До базара она доходила с липкими руками. С удовольствием мыла их в маленьком фонтане у входа. Деду все говорили: «Ассаламу Алейкум» – он здоровался с каждым встречным, останавливался перекинуться словечком, частенько заходил в чайхану ненадолго. А Саярку захватывал гомон базара. Ей нравилось смотреть на огромные кучи тёмных арбузов. Наверху, как повелитель мира, восседал какой-нибудь мальчишка, попирая голыми пятками арбуз­ные бока. Другой мальчишка укачивал на руках длинную белую дыню, перед тем как положить её на весы. Клочковатый верблюд тянулся губами к солнцу. В большом блестящем чане кружились ленивые, толстые рыбины, и такая же толстая апашка11 норовила ухватить одну из них. В тени на бордюре сидела гадалка, разложив на белом платке свои бобы…

Саярка вздохнула. Жалко, что она не может рассказать всё это в письме.

«Телефона у меня пока нет, но ты можешь прислать свою фотку Дильбар, моей сестре».

Саярка вписала под диктовку Дилин номер, попрощалась с Настей, тщательно свернула лист.

Завтра с утра купим конверт и отправим. – Диля обняла её и пригладила волосы. – А сейчас уже ложиться пора. Хочешь, расскажу одну притчу перед сном?

 

7.

 

Ну, слушай. – Дильбар легла на лежала на диване, а Саярка разместилась на раскладном кресле у окна. Летняя ночь, по-кошачьи свернувшись клубком, устроилась между ними и заняла всю квартиру.

Однажды весной родился новый ручей.

Где родился?

Где обычно появляются ручьи? В дальних горах. Родился из таяния снегов, из шёпота вершин, из подземных вод – и понёсся вниз. С самого начала ручей знал свою главную цель, – Диля понизила голос и снова стала похожа на радиодиктора. – Он мечтал достичь моря.

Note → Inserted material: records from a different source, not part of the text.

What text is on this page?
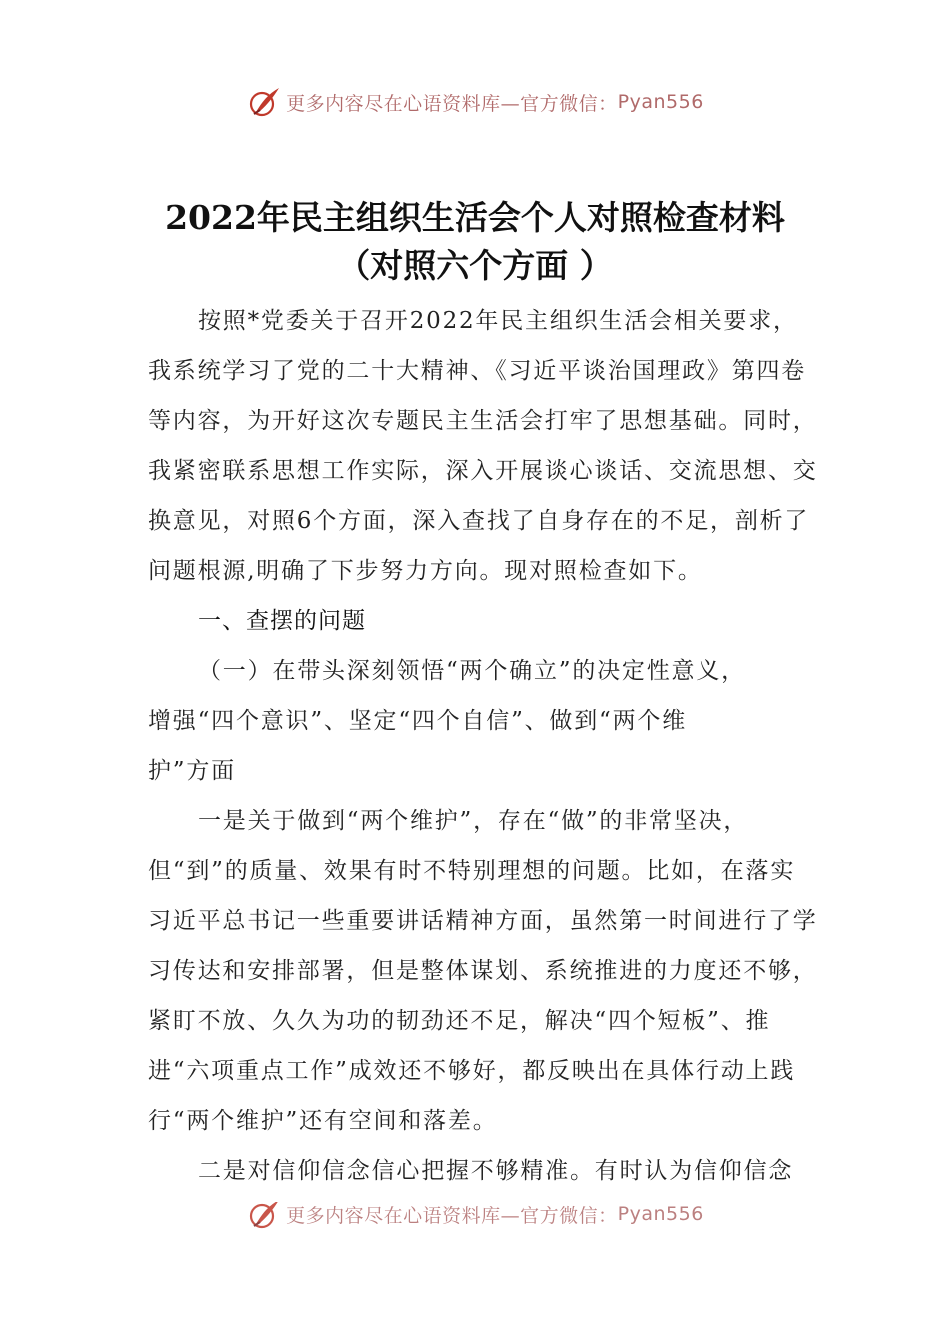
更多内容尽在心语资料库—官方微信： Pyan556
2022年民主组织生活会个人对照检查材料
（对照六个方面 ）

按照*党委关于召开2022年民主组织生活会相关要求，我系统学习了党的二十大精神、《习近平谈治国理政》第四卷等内容，为开好这次专题民主生活会打牢了思想基础。同时，我紧密联系思想工作实际，深入开展谈心谈话、交流思想、交换意见，对照6个方面，深入查找了自身存在的不足，剖析了问题根源,明确了下步努力方向。现对照检查如下。

一、查摆的问题

（一）在带头深刻领悟“两个确立”的决定性意义，
增强“四个意识”、坚定“四个自信”、做到“两个维
护”方面

一是关于做到“两个维护”，存在“做”的非常坚决，但“到”的质量、效果有时不特别理想的问题。比如，在落实习近平总书记一些重要讲话精神方面，虽然第一时间进行了学习传达和安排部署，但是整体谋划、系统推进的力度还不够，紧盯不放、久久为功的韧劲还不足，解决“四个短板”、推进“六项重点工作”成效还不够好，都反映出在具体行动上践行“两个维护”还有空间和落差。

二是对信仰信念信心把握不够精准。有时认为信仰信念

更多内容尽在心语资料库—官方微信： Pyan556
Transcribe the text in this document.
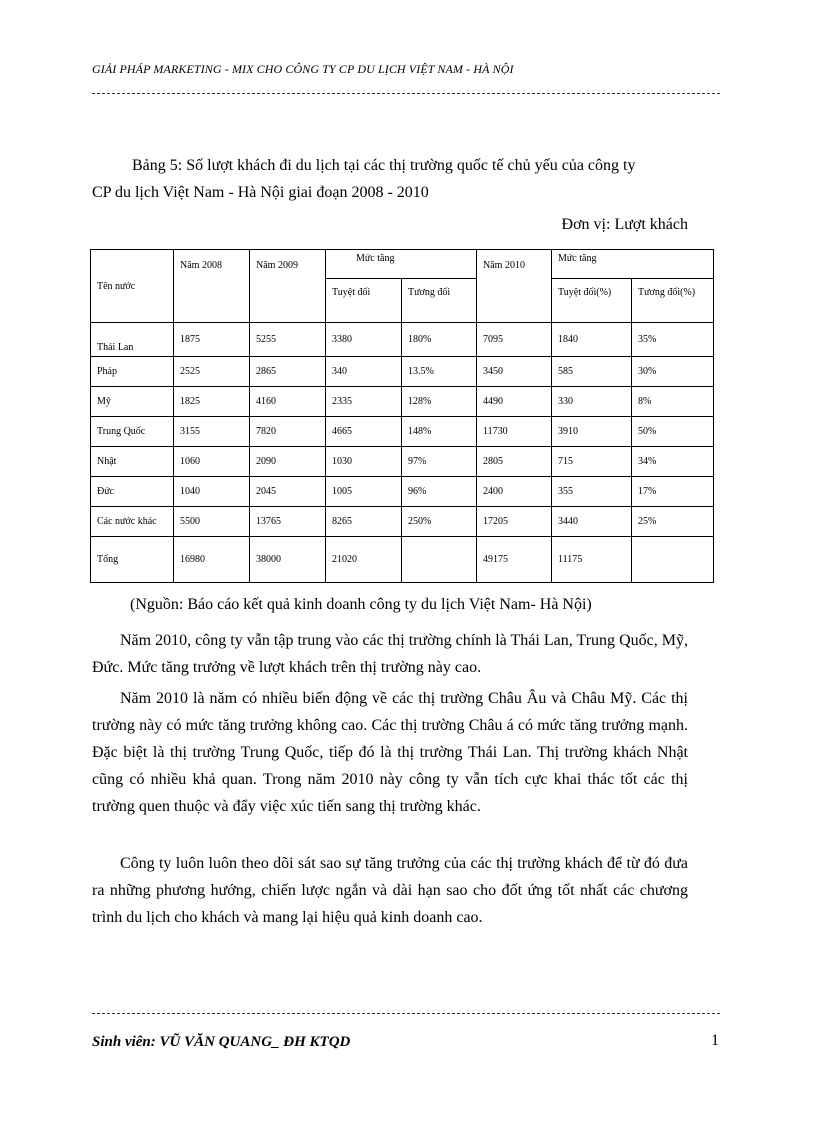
GIẢI PHÁP MARKETING - MIX CHO CÔNG TY CP DU LỊCH VIỆT NAM - HÀ NỘI
Bảng 5: Số lượt khách đi du lịch tại các thị trường quốc tế chủ yếu của công ty
CP du lịch Việt Nam - Hà Nội giai đoạn 2008 - 2010
Đơn vị: Lượt khách
Tên nước	Năm 2008	Năm 2009	Mức tăng		Năm 2010	Mức tăng	
			Tuyệt đối	Tương đối		Tuyệt đối(%)	Tương đối(%)
Thái Lan	1875	5255	3380	180%	7095	1840	35%
Pháp	2525	2865	340	13.5%	3450	585	30%
Mỹ	1825	4160	2335	128%	4490	330	8%
Trung Quốc	3155	7820	4665	148%	11730	3910	50%
Nhật	1060	2090	1030	97%	2805	715	34%
Đức	1040	2045	1005	96%	2400	355	17%
Các nước khác	5500	13765	8265	250%	17205	3440	25%
Tổng	16980	38000	21020		49175	11175	
(Nguồn: Báo cáo kết quả kinh doanh công ty du lịch Việt Nam- Hà Nội)
Năm 2010, công ty vẫn tập trung vào các thị trường chính là Thái Lan, Trung Quốc, Mỹ, Đức. Mức tăng trưởng về lượt khách trên thị trường này cao.
Năm 2010 là năm có nhiều biến động về các thị trường Châu Âu và Châu Mỹ. Các thị trường này có mức tăng trưởng không cao. Các thị trường Châu á có mức tăng trưởng mạnh. Đặc biệt là thị trường Trung Quốc, tiếp đó là thị trường Thái Lan. Thị trường khách Nhật cũng có nhiều khả quan. Trong năm 2010 này công ty vẫn tích cực khai thác tốt các thị trường quen thuộc và đẩy việc xúc tiến sang thị trường khác.
Công ty luôn luôn theo dõi sát sao sự tăng trưởng của các thị trường khách để từ đó đưa ra những phương hướng, chiến lược ngắn và dài hạn sao cho đốt ứng tốt nhất các chương trình du lịch cho khách và mang lại hiệu quả kinh doanh cao.
Sinh viên: VŨ VĂN QUANG_ ĐH KTQD	1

До моря было очень далеко. Ручей бежал сначала по скалам, огибая их выступы, потом по плоскогорьям и равнинам. Бежал мимо молчащих пастухов, сгоняющих отары; мимо верхних аулов; потом мчался по хлопковым полям. Внизу он устал, поэтому двигался медленнее, переводя дух. Ты слушаешь?

Да.

Так продолжалось много времени. Ручей то ускорял свой бег, струясь мимо здоровенных валунов, то замедлялся и почти полз по каналам и арыкам. Так или иначе, он прошёл долгий, очень долгий путь, и вдруг… (Диля сделала паузу, как актёр в театре. По потолку проехали наперегонки три косых полосы света. Саярке показалось, что ночь вздохнула).

И вдруг ручей натолкнулся на непреодолимое препятствие. Я уж не знаю точно, какое это было препятствие. Может быть, длинная стена крепости. Или огромная скала. Или, вероятнее всего, это был завод в новом городе-мегаполисе. Что-то такое, что ручей не мог преодолеть. Он попробовал обойти препятствие или просочиться под него, но не получилось. Тогда он остановился в смятении, забурлил, закружился на месте. Ему очень хотелось достичь моря. Но как это сделать?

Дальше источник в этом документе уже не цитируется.